WDAD
- Indiana, Pennsylvania; United States;
- Frequency: 1450 kHz
- Branding: WDAD AM1450 and 100.3FM

Programming
- Language: English
- Format: Classic hits
- Affiliations: Premiere Networks; Pittsburgh Steelers Audio Network;

Ownership
- Owner: Renda Media; (Renda Broadcasting Corporation);
- Sister stations: WCCS; WLCY; WQMU;

History
- First air date: November 4, 1945

Technical information
- Licensing authority: FCC
- Facility ID: 56645
- Class: C
- Power: 1,000 watts unlimited
- Transmitter coordinates: 40°38′17″N 79°08′47″W﻿ / ﻿40.63806°N 79.14639°W
- Translator: 100.3 W262CU (Indiana)

Links
- Public license information: Public file; LMS;
- Webcast: Listen live
- Website: www.wdadradio.com

= WDAD =

WDAD (1450 AM) is a radio station in Indiana County, Pennsylvania, owned and operated by Renda Media.

==History==
WDAD was the first radio station in Indiana County, and was one of the first radio stations in the nation granted licenses after World War II had ended. The station has kept its original call letters throughout its history of more than half a century.

WDAD's ownership was relatively stable, having only had four owners in its long history. The station was signed on November 4, 1945, under the corporate name Indiana Broadcasters, Inc. Paul Short served as company president and general manager. The station's studios and offices were housed in the Indiana Theatre Building at 633 Philadelphia Street. The company also operated WARD-AM in nearby Johnstown under the name Central Broadcasting Company, Inc. The station operated at a full-time power of 250 watts from its transmitter site along Old Highway 422 and Twolick Road in neighboring White Township, Pennsylvania.

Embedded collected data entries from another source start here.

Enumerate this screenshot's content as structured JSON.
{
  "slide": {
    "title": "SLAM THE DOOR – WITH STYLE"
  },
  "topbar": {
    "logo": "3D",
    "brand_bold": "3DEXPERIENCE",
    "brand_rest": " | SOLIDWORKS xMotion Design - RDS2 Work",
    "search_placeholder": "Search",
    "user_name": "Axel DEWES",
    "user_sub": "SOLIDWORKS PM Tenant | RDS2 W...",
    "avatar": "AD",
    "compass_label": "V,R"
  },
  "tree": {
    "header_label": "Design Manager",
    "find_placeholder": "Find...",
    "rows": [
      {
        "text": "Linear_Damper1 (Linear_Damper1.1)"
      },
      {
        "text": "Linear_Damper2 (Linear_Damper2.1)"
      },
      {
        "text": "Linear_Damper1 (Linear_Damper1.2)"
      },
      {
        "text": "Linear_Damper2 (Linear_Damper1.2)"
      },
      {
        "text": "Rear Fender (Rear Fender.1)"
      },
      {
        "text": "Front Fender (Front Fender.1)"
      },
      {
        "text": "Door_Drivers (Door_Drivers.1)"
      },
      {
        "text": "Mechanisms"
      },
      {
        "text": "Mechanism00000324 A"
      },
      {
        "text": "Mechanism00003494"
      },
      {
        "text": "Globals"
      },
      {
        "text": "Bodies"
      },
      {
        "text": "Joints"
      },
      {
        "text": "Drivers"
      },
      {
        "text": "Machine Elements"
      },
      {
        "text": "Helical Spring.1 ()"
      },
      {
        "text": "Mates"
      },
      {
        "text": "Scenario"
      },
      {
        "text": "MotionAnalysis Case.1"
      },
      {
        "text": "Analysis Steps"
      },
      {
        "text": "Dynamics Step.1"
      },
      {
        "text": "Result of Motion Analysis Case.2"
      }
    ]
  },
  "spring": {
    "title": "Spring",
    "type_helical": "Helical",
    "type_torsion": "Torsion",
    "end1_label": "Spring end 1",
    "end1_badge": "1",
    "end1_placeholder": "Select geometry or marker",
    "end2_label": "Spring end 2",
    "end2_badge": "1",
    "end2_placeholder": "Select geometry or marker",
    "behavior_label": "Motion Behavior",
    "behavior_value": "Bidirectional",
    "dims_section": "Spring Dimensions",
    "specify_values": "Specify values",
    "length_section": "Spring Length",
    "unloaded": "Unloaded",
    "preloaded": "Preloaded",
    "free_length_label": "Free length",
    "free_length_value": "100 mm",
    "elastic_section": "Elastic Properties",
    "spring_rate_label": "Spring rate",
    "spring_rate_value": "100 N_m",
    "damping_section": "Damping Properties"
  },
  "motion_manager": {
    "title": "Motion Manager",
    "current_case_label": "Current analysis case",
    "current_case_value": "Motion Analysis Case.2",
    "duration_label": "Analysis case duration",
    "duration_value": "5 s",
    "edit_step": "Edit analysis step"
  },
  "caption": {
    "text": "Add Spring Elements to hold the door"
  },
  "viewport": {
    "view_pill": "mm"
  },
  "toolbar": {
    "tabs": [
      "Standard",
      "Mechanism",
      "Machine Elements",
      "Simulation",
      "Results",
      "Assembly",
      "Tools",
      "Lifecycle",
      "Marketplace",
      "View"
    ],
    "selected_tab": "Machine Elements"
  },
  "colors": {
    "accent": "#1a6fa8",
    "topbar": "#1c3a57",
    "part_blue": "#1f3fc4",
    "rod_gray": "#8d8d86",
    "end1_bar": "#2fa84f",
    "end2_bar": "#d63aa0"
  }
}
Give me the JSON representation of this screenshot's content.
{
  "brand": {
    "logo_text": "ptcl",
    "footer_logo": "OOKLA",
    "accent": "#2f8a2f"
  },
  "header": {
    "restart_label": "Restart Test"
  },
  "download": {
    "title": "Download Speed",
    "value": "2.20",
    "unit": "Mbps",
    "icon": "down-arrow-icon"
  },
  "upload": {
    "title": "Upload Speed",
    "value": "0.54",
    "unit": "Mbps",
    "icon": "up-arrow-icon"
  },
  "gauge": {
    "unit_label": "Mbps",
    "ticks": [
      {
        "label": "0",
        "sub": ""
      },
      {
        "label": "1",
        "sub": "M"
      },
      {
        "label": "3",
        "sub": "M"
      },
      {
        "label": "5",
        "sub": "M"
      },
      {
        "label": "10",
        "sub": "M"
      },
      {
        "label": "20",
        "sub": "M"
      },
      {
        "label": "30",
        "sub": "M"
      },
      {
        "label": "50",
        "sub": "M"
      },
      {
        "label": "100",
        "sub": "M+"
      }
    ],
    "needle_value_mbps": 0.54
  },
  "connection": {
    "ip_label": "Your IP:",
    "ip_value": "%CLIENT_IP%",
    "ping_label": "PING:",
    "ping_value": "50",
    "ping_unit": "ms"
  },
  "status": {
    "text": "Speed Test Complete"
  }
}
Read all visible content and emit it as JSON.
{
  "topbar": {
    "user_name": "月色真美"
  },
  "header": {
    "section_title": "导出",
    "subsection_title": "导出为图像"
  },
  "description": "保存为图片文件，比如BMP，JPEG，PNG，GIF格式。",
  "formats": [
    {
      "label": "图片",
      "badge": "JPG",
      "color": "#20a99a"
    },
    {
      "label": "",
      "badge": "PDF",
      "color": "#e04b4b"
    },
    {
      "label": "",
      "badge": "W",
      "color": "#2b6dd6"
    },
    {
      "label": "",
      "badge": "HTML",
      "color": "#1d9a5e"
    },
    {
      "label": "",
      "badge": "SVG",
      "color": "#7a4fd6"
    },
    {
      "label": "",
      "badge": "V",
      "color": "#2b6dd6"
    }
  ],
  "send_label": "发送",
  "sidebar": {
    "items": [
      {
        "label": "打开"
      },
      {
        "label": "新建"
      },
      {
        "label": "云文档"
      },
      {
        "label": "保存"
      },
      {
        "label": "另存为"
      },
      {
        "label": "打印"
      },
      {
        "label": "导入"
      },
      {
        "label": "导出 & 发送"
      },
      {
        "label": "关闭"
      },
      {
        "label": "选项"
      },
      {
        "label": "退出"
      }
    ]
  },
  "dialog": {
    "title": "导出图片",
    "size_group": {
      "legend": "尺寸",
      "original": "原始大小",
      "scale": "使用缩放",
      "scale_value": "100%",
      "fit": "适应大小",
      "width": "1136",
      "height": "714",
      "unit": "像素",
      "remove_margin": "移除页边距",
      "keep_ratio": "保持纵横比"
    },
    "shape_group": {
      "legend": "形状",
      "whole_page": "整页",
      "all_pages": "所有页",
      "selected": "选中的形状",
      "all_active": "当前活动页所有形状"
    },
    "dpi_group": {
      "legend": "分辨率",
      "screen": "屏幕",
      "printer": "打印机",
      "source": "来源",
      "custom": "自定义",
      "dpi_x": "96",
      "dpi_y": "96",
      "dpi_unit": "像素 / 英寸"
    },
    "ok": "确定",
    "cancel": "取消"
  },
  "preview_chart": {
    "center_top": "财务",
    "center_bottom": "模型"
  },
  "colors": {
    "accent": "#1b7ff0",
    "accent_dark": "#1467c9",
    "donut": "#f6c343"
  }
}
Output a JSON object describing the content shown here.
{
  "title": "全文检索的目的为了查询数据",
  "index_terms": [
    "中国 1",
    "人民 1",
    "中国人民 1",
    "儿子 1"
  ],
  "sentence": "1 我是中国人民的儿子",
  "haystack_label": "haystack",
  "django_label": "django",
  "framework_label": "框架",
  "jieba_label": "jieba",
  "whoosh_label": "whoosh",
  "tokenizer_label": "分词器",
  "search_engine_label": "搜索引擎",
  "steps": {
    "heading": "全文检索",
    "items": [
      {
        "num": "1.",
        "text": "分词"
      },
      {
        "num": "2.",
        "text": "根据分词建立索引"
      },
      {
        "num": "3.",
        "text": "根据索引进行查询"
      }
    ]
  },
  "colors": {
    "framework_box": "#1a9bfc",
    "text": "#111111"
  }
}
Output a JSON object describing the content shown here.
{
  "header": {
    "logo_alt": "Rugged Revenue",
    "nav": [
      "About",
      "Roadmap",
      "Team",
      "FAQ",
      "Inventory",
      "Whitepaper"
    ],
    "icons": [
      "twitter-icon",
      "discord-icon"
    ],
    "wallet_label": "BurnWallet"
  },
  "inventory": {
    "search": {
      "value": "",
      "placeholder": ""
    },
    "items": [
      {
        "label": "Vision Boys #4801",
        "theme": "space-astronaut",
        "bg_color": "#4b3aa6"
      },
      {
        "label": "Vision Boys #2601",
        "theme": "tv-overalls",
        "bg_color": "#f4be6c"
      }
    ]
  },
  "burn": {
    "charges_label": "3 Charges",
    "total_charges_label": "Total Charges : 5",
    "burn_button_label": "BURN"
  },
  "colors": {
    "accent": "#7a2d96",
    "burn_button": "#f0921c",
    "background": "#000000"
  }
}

Progressive Publishing of Clearfield, Pennsylvania, purchased the station in August 1955 but continued to operate WDAD (and later its FM sister station WQMU) under the existing company name Indiana Broadcasters. Progressive also owned two other radio stations, WCPA/WQYX-FM in Clearfield, and WMAJ/WXLR-FM in State College.

Under Progressive's ownership of more than three decades, WDAD prospered greatly, beginning with a facility upgrade in 1964, which allowed it to increase its daytime power from 250 watts to 1,000 watts. A co-located FM station, WQMU, signed on the air in 1968.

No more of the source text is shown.